If you find yourself stopped by law enforcement, do you have to identify yourself? U.S. citizens have constitutional rights regarding questioning and detainment, and it's important to understand how they work.
To date, nearly half of the nation's 50 states have stop-and-identify laws. These mandate that you must identify yourself to a police officer if he or she has reasonable suspicion that a crime has been committed. Refusing to give your name may be considered resisting an officer's lawful order.

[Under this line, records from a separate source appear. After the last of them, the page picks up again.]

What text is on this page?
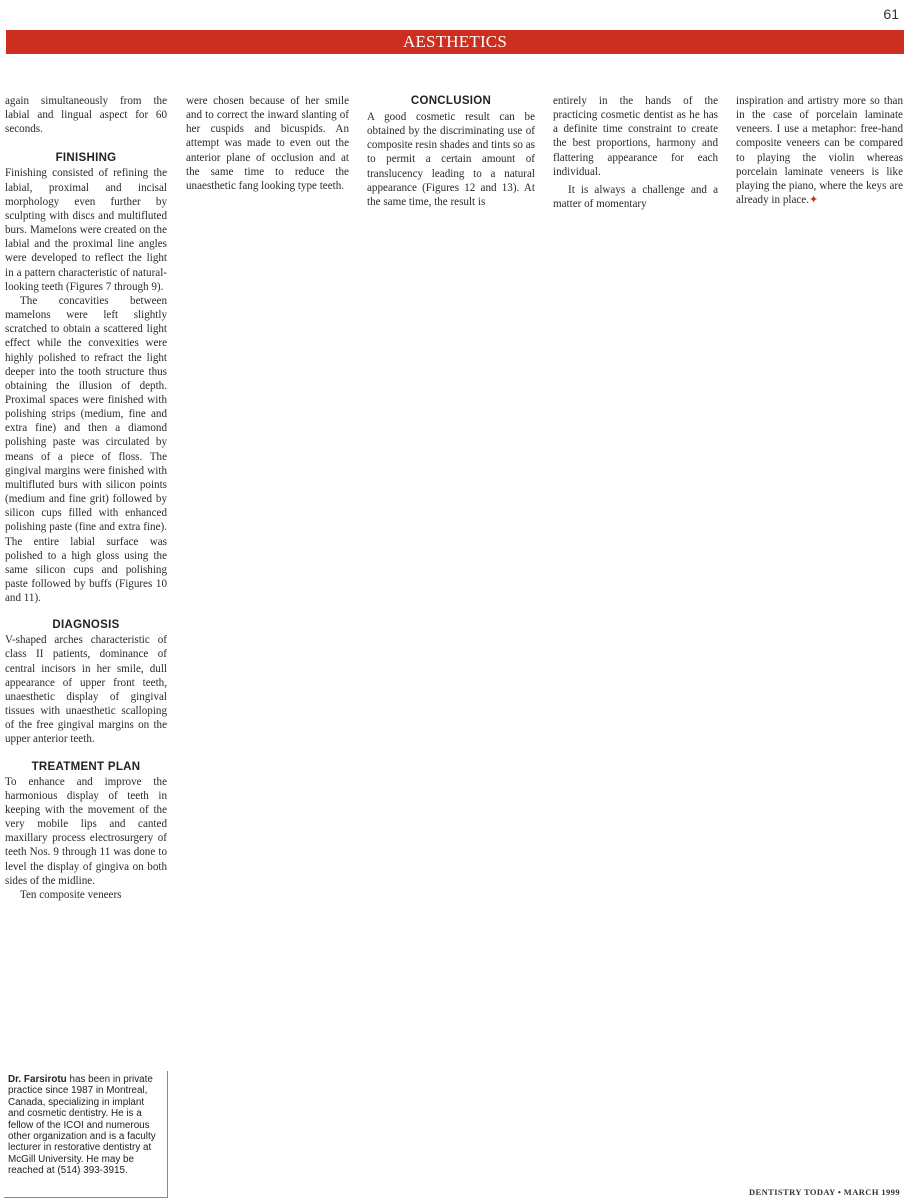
61
AESTHETICS

again simultaneously from the labial and lingual aspect for 60 seconds.

FINISHING

Finishing consisted of refining the labial, proximal and incisal morphology even further by sculpting with discs and multifluted burs. Mamelons were created on the labial and the proximal line angles were developed to reflect the light in a pattern characteristic of natural-looking teeth (Figures 7 through 9).

The concavities between mamelons were left slightly scratched to obtain a scattered light effect while the convexities were highly polished to refract the light deeper into the tooth structure thus obtaining the illusion of depth. Proximal spaces were finished with polishing strips (medium, fine and extra fine) and then a diamond polishing paste was circulated by means of a piece of floss. The gingival margins were finished with multifluted burs with silicon points (medium and fine grit) followed by silicon cups filled with enhanced polishing paste (fine and extra fine). The entire labial surface was polished to a high gloss using the same silicon cups and polishing paste followed by buffs (Figures 10 and 11).

DIAGNOSIS

V-shaped arches characteristic of class II patients, dominance of central incisors in her smile, dull appearance of upper front teeth, unaesthetic display of gingival tissues with unaesthetic scalloping of the free gingival margins on the upper anterior teeth.

TREATMENT PLAN

To enhance and improve the harmonious display of teeth in keeping with the movement of the very mobile lips and canted maxillary process electrosurgery of teeth Nos. 9 through 11 was done to level the display of gingiva on both sides of the midline.

Ten composite veneers

were chosen because of her smile and to correct the inward slanting of her cuspids and bicuspids. An attempt was made to even out the anterior plane of occlusion and at the same time to reduce the unaesthetic fang looking type teeth.

CONCLUSION

A good cosmetic result can be obtained by the discriminating use of composite resin shades and tints so as to permit a certain amount of translucency leading to a natural appearance (Figures 12 and 13). At the same time, the result is

entirely in the hands of the practicing cosmetic dentist as he has a definite time constraint to create the best proportions, harmony and flattering appearance for each individual.

It is always a challenge and a matter of momentary

inspiration and artistry more so than in the case of porcelain laminate veneers. I use a metaphor: free-hand composite veneers can be compared to playing the violin whereas porcelain laminate veneers is like playing the piano, where the keys are already in place.✦

Dr. Farsirotu has been in private practice since 1987 in Montreal, Canada, specializing in implant and cosmetic dentistry. He is a fellow of the ICOI and numerous other organization and is a faculty lecturer in restorative dentistry at McGill University. He may be reached at (514) 393-3915.
DENTISTRY TODAY • MARCH 1999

If you live in a state without a stop-and-identify law, you are not legally required to give the officer your name or present identification. You can calmly ask if you are free to go. If law enforcement responds "no," you may ask why you are being stopped.
Right to Remain Silent
Even if your state does have such laws on the books, you still have the Fifth Amendment right to remain silent once you have identified yourself. You can let the officers know with a simple statement like "I want to remain silent." Any information you provide to a law enforcement officer can be used against you and others.
Consent to Search
In some situations, police may want to search you, your belongings or your vehicle. If you do not consent, you can respectfully state "I do not consent to a search." Even if law enforcement carries out the search, you have made your preference known. Physically resisting or running away can lead to additional charges.
Keep in mind that while these are your legal rights, many experts recommend the "comply then complain" method of law enforcement interaction. If you cooperate with the police during the stop, you can file a complaint or a civil lawsuit (if necessary) later.